Além da limitação de escala, outra questão que dificulta a interpretação e comparação de dados pedológicos na literatura sobre cerâmica é a insuficiência de dados sobre a identificação taxonômica dos solos em questão, tendência reconhecida por estudiosos de cerâmica artesanal e de etnopedologia, como NICKLIN (1979), GOSSELAIN (1994) e TABOR et al (1990). Neste último caso, os autores consideraram que

“Levantamentos pedológicos futuros deveriam determinar como predizer a localização de ‘Yumba’, um material de solo vermelho e argiloso importante para confecção de vasos cerâmicos queimados. Em muitas áreas, esse material de solo é raro ou difícil de encontrar e as pessoas têm que comprar vasos de sítios distantes. A identificação, em futuros levantamentos pedológicos, de fontes desse material para zonas com limitado acesso a ele seria um benefício”

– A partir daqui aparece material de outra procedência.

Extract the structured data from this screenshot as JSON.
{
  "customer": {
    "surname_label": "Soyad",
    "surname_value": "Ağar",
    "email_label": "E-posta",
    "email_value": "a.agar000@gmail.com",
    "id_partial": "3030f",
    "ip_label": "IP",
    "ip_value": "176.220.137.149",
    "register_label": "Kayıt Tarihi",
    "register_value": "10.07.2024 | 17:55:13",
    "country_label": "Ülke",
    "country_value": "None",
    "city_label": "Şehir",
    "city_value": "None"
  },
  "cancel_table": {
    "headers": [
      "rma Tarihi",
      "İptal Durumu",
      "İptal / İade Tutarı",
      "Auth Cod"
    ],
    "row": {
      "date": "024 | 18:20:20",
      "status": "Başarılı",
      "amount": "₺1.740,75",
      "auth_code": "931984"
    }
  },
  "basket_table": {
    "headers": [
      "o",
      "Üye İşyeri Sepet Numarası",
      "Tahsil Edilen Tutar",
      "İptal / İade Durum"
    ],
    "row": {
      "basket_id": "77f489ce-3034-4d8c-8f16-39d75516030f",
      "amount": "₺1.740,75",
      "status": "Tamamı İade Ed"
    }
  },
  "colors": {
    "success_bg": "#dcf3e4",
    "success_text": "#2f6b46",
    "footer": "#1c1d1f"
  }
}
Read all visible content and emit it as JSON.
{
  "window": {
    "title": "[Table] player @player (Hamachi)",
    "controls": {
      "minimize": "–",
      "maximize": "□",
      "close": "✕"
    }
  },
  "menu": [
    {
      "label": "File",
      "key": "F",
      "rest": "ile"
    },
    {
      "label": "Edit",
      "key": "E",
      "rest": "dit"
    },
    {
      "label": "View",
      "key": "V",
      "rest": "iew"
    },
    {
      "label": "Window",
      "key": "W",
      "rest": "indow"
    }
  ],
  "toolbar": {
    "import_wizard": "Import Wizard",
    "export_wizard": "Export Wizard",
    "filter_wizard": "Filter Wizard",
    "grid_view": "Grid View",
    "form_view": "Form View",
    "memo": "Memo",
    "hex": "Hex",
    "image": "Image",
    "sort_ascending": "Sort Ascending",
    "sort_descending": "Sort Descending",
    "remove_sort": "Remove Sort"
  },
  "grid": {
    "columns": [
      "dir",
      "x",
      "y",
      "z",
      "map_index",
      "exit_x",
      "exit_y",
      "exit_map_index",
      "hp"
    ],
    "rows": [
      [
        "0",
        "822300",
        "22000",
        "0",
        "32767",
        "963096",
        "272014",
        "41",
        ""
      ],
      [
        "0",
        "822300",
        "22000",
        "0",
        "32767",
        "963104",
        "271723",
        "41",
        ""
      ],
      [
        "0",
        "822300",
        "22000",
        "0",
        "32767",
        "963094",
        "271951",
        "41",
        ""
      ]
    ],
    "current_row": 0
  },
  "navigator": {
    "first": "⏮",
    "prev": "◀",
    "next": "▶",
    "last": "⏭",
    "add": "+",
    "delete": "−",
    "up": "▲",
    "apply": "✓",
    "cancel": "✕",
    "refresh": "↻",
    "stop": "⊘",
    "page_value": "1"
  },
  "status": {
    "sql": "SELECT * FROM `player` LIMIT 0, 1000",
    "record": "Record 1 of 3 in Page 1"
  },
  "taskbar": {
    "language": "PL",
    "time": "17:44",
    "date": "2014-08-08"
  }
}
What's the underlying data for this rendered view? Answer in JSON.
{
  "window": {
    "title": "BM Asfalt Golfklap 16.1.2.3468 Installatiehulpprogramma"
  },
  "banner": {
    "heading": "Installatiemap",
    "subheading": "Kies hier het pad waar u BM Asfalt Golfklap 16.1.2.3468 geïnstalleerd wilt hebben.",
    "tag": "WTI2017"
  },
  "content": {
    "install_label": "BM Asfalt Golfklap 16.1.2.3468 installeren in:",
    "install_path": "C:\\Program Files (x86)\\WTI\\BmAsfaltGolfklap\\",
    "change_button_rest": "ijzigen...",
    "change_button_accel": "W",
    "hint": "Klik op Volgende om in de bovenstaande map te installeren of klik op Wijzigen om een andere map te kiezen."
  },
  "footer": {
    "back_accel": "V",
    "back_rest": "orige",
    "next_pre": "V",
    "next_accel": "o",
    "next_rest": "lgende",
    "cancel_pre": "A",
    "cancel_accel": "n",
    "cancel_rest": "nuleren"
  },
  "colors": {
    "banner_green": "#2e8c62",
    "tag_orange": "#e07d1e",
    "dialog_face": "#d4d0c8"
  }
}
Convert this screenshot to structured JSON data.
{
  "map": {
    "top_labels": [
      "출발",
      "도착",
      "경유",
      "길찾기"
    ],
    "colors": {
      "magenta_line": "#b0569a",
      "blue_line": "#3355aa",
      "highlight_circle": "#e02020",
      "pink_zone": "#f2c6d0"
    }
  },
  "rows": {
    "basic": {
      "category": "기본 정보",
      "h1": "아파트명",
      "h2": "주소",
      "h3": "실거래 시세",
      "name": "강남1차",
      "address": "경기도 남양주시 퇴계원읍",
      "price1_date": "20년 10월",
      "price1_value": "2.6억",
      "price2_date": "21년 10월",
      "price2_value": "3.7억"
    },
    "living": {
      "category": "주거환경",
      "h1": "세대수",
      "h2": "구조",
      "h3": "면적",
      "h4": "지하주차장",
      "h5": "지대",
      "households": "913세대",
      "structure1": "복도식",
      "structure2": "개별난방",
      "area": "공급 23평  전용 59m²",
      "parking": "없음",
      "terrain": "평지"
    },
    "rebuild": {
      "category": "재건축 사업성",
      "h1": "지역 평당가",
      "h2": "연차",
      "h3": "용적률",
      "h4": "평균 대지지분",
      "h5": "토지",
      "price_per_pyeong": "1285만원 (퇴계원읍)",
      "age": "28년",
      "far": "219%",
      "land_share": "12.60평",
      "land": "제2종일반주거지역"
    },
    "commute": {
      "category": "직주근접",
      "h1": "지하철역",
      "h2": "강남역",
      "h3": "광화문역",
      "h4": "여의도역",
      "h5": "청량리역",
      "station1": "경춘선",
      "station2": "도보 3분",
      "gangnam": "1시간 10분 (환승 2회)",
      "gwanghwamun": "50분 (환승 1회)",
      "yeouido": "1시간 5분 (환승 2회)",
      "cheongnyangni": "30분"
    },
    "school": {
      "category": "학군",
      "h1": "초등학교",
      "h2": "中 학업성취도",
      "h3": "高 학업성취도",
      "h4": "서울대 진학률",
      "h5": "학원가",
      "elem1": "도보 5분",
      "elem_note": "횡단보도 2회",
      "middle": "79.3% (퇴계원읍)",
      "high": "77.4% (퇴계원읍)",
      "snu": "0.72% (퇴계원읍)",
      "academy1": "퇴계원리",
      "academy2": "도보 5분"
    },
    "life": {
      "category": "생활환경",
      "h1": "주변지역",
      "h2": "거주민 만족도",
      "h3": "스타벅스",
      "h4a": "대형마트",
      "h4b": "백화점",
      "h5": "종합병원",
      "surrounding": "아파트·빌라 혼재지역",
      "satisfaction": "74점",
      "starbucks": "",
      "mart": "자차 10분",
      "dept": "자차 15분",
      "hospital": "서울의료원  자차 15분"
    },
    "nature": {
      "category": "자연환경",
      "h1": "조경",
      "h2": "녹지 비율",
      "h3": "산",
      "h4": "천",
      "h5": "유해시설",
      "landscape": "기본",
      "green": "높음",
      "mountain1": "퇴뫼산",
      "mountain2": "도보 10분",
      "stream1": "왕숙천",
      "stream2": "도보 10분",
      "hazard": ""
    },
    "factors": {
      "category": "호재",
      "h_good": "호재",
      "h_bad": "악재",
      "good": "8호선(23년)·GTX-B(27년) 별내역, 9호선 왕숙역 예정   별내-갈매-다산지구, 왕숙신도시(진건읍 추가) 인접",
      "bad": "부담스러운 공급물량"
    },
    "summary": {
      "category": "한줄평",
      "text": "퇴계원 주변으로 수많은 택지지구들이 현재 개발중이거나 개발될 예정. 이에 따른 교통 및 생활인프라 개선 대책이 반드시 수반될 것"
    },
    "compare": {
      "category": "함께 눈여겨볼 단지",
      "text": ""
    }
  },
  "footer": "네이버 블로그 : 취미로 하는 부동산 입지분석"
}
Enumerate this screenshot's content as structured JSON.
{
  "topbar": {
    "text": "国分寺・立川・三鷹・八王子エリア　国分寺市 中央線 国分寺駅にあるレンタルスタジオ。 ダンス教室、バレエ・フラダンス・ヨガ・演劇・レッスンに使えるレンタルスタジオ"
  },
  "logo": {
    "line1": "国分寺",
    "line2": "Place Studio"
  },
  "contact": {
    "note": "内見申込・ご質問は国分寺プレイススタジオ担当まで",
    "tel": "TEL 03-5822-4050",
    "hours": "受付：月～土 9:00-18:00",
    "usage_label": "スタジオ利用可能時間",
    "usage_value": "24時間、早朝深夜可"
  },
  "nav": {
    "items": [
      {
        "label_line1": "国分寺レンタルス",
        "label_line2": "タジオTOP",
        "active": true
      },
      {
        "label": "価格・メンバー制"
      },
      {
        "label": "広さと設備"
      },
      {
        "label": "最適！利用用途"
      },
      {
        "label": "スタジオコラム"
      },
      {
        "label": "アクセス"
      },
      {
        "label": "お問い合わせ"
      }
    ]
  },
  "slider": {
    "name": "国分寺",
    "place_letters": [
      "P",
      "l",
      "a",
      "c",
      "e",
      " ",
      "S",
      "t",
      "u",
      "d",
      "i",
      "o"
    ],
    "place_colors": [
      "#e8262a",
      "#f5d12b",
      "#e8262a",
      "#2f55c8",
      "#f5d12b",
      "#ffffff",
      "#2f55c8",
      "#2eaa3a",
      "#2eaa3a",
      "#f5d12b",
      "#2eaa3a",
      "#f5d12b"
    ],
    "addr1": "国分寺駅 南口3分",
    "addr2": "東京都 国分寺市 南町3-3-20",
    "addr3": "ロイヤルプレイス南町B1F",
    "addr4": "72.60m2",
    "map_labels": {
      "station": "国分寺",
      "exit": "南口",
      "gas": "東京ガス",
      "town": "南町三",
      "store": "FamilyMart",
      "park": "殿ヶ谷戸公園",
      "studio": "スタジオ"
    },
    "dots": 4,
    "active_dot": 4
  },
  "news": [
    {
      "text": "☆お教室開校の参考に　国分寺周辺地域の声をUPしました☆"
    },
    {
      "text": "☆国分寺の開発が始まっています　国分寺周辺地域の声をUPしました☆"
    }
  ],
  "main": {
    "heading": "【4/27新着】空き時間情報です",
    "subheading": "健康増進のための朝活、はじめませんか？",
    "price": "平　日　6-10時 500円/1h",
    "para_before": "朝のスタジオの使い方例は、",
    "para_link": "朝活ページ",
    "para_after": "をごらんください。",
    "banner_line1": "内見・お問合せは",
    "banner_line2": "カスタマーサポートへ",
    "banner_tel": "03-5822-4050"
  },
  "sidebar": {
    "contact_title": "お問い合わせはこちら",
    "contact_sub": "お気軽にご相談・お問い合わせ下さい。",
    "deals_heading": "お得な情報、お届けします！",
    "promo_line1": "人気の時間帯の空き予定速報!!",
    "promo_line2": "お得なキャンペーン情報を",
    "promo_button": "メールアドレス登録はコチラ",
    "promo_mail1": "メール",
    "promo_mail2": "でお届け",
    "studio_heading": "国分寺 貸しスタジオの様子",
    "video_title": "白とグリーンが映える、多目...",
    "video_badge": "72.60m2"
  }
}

Por outro lado, a descrição e classificação de solos usados em cerâmica são temas escassos na literatura pedológica e etnopedológica. O levantamento bibliográfico mais completo em etnopedologia (BARRERA-BASSOLS & ZINCK, 2000) é totalmente dedicado ao uso agrícola do solo, embora outros estudos (BARRERA-BASSOLS, 1988; BARRERA- BASSOLS & ZINCK, 2003b) tenham demonstrado que o uso do solo por camponeses inclui aspectos diversos, tais como a produção de alimentos e o fornecimento de materiais para uso em construção, cerâmica, medicina e rituais mágico-religiosos. Portanto, o enfoque etnopedológico poderia servir como ferramenta para enriquecer os levantamentos formais e ajustá-los às demandas das populações locais, não somente para fins agrícolas.